Comments on Concurrent and Adjuvant Chemotherapy for Nasopharyngeal Carcinoma: A Mist of Mysterious Results

  1. Skye H. Cheng
  1. Department of Radiation Oncology, Duke University Medical Center, Durham, NC, and Department of Radiation Oncology, Clinical Protocol Office, Koo Foundation Sun Yat-Sen Cancer Center, Pei-Tou District, Taipei, Taiwan
  1. Andrew T. Huang
  1. Department of Medicine, Duke University Medical Center, Durham, NC, and Koo Foundation Sun Yat-Sen Cancer Center, Pei-Tou District, Taipei, Taiwan

To the Editor:

This is another phase III trial to evaluate the efficacy of concurrent chemotherapy and radiotherapy (CRT) followed by adjuvant chemotherapy (AC) for nasopharyngeal carcinoma (NPC). This study enrolled patients with Ho's stage T3 or N2/3 NPC or neck node ≥ 4 cm in a phase III factorial study.1 The results are inconsistent with the original design. The authors used oral UFT (an oral form of tegafur, uracil, and fluorouracil) concurrently with radiotherapy as a radio-sensitizer. The results show that CRT does not improve locoregional control, but does strikingly reduce distant metastasis. Meanwhile, AC does not show improvement in locoregional failure rate, distant metastasis rate, failure-free survival, or overall survival.

There are several pitfalls apparent in this study. First of all, the imbalance exists in patient population in the four treatment arms, American Joint Committee on Cancer (AJCC) stage II NPC now has been recognized as having better outcome than more advanced disease, and the risk of distant metastasis is low if there is no parapharyngeal space extension.2,3 Chua et al reported that the incidence of distant metastasis is 13% for all patients with parapharyngeal space extension treated with radiotherapy alone.4 This incidence would be much lower if we confine the patient group to T1-T2 diseases. Our experience says that it is less than 5%.5 In this study, the control arm (radiotherapy alone, group A) enrolled 21 patients (38.2%) with stage II NPC, which is much higher than other three arms; this potentially would offset any benefit derived from chemotherapy (CRT, AC, or both). The stage II patients in the other three groups ranged from 20.4% to 26.3%. When we look more closely at the control arm (group A) and the radiotherapy + AC arm (group C), stage II in the former is 38.2% and stage III, 47.3%; on the contrary, stage II in the latter is 20.4%, and stage III, 61.1%. Therefore, any benefit from the treatment would not overcome the weight of the poorer prognostic factors inherent in these patients. As shown in their report, the failure-free survival rate in AJCC stage II patients is 76.2%, and stage III, 63.3%.

The authors also do not mention the staging methods. All patients had both computed tomography (CT) and magnetic resonance imaging (MRI) of the head and neck for locoregional tumor evaluation in their series. If discrepancy exists between two imaging modalities, how does one determine a patient's stage? Many studies have shown that MRI detects T3 and T4 disease better.6-8 Different imaging modalities could allocate patients with similar risk into different treatment groups. Lack of this consideration makes this study difficult to interpret.
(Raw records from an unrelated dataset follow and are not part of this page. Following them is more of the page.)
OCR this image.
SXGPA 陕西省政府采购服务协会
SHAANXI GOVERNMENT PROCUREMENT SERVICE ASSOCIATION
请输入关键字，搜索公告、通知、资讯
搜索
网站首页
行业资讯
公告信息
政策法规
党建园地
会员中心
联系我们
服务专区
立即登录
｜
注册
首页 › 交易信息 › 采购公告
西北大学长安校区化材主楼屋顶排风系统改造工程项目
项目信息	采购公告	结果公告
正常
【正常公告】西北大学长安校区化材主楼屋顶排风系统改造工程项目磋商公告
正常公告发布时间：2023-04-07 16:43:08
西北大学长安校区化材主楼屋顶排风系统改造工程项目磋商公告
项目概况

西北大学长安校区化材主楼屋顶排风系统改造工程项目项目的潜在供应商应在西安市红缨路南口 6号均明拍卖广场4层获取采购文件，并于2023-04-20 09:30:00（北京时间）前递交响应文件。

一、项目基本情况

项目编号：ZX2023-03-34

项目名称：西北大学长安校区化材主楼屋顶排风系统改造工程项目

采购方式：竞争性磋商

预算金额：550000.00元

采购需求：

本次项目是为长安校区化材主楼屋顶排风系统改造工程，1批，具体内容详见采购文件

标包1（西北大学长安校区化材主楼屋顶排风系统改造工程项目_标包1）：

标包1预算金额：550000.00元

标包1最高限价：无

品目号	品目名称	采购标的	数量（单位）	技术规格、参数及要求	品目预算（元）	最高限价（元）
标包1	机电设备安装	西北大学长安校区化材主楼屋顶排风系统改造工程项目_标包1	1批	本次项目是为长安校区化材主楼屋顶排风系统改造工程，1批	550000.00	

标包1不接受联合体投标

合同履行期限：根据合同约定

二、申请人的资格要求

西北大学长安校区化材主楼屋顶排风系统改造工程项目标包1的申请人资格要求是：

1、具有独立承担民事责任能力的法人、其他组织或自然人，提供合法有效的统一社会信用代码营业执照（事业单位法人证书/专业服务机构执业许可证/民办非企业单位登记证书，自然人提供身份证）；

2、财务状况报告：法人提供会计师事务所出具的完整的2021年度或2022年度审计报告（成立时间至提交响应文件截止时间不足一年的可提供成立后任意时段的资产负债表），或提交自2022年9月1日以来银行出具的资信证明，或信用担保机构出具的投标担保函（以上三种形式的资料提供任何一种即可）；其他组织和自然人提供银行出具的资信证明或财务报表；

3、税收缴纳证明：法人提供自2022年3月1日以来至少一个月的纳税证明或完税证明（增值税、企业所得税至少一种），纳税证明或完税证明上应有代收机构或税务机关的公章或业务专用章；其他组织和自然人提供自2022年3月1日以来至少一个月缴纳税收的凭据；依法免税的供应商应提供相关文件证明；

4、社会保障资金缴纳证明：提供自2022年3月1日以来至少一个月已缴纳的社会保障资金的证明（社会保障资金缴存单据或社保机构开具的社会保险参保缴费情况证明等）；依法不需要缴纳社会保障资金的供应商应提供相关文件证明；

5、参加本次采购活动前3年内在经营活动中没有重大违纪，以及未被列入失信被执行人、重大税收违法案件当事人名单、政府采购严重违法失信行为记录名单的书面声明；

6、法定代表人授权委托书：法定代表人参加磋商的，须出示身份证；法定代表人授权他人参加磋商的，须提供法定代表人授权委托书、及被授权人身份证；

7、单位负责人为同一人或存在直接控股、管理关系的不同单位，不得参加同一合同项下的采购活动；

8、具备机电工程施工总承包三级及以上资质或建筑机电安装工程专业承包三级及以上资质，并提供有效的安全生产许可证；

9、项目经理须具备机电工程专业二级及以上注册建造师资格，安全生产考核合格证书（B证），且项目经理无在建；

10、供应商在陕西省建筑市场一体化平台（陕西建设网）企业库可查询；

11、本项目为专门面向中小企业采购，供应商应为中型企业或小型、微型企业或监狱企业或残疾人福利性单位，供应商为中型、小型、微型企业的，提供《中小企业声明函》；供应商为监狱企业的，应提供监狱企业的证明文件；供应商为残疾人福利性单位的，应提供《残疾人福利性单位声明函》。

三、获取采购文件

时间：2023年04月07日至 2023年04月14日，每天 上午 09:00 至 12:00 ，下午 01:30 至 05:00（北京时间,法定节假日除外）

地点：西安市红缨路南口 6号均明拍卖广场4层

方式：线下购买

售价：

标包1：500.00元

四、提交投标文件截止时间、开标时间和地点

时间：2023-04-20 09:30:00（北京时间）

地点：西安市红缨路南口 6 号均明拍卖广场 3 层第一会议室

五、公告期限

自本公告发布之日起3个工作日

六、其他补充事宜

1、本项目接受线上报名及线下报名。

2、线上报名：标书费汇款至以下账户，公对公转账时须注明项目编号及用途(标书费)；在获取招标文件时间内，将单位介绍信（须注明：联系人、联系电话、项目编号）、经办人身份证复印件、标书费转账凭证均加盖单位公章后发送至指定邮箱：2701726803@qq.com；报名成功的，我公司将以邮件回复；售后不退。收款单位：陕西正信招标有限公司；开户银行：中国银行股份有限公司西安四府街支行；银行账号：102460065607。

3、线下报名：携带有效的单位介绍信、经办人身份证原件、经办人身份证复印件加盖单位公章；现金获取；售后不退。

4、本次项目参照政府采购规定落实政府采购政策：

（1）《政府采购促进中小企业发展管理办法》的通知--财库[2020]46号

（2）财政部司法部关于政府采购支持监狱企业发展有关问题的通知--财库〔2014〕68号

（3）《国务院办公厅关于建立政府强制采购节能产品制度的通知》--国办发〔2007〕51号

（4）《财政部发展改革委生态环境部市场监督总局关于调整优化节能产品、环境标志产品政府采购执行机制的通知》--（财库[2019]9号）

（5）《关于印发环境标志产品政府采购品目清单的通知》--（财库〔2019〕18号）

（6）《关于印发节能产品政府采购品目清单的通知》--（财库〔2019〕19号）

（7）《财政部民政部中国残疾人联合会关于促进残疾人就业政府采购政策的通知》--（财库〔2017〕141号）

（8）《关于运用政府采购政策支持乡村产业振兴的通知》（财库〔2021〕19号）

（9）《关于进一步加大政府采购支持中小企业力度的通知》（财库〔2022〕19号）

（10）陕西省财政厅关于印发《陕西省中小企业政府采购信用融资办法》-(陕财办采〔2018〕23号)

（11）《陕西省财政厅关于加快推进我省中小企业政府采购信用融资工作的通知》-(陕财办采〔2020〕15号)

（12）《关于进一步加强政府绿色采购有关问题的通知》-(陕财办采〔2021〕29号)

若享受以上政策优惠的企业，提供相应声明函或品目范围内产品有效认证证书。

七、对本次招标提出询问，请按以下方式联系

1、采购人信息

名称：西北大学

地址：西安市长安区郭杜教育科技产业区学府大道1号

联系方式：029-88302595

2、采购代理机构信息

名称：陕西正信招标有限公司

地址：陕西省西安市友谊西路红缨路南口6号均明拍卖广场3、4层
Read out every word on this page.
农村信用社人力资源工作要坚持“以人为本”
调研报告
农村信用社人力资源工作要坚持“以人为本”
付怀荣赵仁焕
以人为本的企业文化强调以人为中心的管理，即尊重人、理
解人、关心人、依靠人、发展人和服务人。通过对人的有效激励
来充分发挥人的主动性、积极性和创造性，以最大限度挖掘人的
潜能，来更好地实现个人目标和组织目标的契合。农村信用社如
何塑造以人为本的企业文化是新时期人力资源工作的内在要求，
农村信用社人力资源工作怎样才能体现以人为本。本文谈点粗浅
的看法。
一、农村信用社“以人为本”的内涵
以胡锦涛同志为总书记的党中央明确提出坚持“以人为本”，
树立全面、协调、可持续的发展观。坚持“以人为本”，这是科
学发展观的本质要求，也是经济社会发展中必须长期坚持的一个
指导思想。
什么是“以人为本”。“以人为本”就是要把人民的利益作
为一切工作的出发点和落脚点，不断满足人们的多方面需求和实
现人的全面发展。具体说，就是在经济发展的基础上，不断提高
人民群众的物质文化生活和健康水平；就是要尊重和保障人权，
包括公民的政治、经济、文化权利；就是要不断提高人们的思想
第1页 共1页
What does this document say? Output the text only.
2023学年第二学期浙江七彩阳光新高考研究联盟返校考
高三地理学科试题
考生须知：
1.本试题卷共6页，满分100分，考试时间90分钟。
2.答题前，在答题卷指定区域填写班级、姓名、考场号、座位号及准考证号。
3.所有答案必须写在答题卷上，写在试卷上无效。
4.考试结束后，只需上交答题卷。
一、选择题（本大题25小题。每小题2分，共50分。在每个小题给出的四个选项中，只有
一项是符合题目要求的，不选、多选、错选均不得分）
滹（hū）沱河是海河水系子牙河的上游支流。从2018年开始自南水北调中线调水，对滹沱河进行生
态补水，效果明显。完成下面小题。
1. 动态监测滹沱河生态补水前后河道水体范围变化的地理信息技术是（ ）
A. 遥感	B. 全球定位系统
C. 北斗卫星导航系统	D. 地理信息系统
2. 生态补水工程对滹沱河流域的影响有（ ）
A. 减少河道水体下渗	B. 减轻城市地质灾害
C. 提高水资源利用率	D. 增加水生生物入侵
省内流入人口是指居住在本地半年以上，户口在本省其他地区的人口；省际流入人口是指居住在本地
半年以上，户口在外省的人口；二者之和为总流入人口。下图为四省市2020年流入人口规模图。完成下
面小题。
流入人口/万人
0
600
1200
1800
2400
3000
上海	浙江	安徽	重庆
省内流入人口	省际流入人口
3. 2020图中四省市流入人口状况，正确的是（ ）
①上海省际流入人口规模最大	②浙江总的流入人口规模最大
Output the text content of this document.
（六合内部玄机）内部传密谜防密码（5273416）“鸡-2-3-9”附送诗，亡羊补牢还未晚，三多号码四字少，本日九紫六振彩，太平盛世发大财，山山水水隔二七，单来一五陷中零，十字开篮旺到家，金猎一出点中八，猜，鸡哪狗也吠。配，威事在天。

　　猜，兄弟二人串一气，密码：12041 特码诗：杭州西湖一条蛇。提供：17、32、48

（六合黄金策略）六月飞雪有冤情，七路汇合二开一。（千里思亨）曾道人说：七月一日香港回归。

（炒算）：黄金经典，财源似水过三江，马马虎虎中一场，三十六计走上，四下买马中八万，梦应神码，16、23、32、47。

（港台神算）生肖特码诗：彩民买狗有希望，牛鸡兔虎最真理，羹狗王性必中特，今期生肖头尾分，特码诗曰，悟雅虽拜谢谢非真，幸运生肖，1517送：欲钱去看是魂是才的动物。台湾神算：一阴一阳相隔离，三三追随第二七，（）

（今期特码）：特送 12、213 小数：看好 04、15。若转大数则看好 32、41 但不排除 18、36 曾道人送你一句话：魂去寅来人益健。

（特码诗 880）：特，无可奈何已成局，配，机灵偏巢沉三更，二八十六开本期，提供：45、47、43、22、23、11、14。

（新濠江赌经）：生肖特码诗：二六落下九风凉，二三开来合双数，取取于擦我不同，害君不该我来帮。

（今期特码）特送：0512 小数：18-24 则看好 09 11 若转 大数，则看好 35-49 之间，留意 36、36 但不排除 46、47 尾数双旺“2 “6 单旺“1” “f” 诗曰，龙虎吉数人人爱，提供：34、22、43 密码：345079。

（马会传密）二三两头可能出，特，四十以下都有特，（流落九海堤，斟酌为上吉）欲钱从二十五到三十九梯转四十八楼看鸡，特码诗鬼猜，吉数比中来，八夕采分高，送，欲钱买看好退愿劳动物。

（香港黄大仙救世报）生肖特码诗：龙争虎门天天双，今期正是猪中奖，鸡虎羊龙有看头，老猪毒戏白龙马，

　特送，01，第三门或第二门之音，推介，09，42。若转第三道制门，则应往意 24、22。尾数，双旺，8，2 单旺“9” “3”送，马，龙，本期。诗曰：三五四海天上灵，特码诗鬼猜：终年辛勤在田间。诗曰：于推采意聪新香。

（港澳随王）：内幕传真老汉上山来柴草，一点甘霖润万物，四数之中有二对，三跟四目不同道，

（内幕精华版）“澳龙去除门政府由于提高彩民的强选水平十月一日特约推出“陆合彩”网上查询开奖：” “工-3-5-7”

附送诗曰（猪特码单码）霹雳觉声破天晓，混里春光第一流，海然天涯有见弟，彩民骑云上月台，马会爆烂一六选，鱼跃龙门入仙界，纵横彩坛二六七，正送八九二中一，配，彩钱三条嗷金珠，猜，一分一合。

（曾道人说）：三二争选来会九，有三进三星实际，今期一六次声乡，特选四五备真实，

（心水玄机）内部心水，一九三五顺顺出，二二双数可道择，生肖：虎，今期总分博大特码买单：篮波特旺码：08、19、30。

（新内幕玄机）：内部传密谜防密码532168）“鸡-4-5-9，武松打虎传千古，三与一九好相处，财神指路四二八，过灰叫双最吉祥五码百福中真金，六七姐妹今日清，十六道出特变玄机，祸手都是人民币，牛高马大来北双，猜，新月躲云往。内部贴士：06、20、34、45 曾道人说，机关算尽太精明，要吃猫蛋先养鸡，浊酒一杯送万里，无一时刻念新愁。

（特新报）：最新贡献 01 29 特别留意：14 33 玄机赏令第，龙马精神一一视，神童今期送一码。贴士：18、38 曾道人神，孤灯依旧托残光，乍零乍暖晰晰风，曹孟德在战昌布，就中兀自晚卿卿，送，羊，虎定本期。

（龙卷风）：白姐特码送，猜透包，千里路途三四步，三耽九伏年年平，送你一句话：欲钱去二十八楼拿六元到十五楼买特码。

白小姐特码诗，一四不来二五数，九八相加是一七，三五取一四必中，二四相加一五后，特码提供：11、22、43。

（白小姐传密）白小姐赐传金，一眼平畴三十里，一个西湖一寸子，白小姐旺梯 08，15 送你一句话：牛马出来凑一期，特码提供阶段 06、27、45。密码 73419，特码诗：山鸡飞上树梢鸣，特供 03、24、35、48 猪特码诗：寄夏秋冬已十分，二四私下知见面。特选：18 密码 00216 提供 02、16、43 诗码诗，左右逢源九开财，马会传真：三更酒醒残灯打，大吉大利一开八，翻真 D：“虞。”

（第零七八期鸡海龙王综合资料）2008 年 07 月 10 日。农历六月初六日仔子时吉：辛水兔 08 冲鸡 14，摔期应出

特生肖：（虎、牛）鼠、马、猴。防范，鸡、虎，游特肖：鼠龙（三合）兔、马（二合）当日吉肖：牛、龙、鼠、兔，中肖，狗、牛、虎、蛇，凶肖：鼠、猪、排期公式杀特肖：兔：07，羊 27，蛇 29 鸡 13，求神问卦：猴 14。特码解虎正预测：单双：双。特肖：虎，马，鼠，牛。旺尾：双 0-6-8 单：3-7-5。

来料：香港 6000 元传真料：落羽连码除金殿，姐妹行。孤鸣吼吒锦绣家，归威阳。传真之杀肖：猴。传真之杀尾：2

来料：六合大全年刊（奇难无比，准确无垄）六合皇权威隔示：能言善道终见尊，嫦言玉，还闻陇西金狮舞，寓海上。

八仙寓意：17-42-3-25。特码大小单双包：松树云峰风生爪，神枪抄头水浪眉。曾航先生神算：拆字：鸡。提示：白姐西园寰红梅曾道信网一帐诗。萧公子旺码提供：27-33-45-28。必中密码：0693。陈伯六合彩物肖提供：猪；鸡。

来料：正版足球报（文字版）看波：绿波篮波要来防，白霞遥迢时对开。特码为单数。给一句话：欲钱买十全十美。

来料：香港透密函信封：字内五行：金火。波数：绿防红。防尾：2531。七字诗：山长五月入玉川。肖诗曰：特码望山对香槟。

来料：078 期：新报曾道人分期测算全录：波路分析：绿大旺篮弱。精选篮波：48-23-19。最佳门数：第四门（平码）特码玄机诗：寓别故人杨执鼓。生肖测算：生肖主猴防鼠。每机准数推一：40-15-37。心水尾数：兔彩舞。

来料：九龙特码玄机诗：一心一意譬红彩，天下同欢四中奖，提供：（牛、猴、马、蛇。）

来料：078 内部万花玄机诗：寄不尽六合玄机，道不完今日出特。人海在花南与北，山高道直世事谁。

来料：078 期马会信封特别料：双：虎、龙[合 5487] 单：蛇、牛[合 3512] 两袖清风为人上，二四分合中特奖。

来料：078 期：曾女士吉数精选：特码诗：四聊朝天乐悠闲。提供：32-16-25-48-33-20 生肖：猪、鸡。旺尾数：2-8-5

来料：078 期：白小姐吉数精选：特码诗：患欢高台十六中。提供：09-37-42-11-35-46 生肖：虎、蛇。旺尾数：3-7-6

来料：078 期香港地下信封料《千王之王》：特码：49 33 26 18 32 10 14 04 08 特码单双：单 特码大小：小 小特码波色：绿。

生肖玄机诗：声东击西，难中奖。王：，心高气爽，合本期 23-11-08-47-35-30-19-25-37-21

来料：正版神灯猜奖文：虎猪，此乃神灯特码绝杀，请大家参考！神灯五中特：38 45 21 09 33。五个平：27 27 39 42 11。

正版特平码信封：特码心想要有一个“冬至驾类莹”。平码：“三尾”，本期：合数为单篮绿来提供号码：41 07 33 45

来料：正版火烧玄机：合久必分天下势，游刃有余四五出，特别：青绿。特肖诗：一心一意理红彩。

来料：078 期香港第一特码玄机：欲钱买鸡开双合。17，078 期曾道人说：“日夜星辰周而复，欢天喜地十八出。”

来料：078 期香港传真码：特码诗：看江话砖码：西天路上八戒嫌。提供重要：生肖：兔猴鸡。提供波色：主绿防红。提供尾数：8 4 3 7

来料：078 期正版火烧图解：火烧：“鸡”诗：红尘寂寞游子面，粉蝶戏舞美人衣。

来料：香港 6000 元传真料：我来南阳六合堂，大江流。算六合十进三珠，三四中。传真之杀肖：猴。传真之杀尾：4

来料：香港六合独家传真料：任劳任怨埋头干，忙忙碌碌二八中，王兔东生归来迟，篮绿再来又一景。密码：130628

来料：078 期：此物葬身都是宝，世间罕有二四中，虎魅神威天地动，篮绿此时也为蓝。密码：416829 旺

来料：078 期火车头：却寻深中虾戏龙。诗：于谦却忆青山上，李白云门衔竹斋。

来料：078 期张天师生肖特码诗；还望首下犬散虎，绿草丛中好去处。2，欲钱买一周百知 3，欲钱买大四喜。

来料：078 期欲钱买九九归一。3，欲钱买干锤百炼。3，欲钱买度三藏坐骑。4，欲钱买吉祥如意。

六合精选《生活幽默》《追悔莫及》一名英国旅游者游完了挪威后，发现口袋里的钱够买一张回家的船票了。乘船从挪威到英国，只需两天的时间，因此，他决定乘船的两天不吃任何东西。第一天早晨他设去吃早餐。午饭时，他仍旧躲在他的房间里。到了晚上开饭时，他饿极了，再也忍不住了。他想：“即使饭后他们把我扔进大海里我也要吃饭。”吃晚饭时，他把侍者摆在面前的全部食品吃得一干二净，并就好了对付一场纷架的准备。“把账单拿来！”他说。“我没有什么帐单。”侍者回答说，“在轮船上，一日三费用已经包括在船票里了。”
The locoregional failure rate in this study is too high (20% to 27.6%) to be acceptable (even for T4 disease it is only approximately 11%). By contemporary radiation treatment technique, the locoregional control rate in T1 to T3 disease should be greater than 90% and 80% in T4 disease.9-11 Kwong et al did not make an effort to properly control radiation treatment protocol. There are two different treatment regimens in this series. This may imply inattention to controlling the quality of radiotherapy even though it is the most important treatment component and a key factor of treatment success for NPC patients.

Several phase III randomized trials for advanced-stage NPC have been published in recent years12-15 without being mindful of the importance of the influence of outcome due to different stage distribution of their patients, and the consensus still does not exist in the definition of “advanced-stage” NPC. The studies cited above fell into the same pitfall by enrolling NPC patients all the way from stage II to IVA-B disease (by AJCC 1997 staging system). As mentioned earlier in this letter, if a chemotherapy study protocol includes patients with low risk for distant metastasis, the benefit of chemotherapy would be either none or too small to detect. We advise that future chemotherapy trials focus mainly on stage IVA-B patients. Otherwise, these data will be self-conflicting and difficult to interpret.

Authors' Disclosures of Potential Conflicts of Interest

The authors indicated no potential conflicts of interest.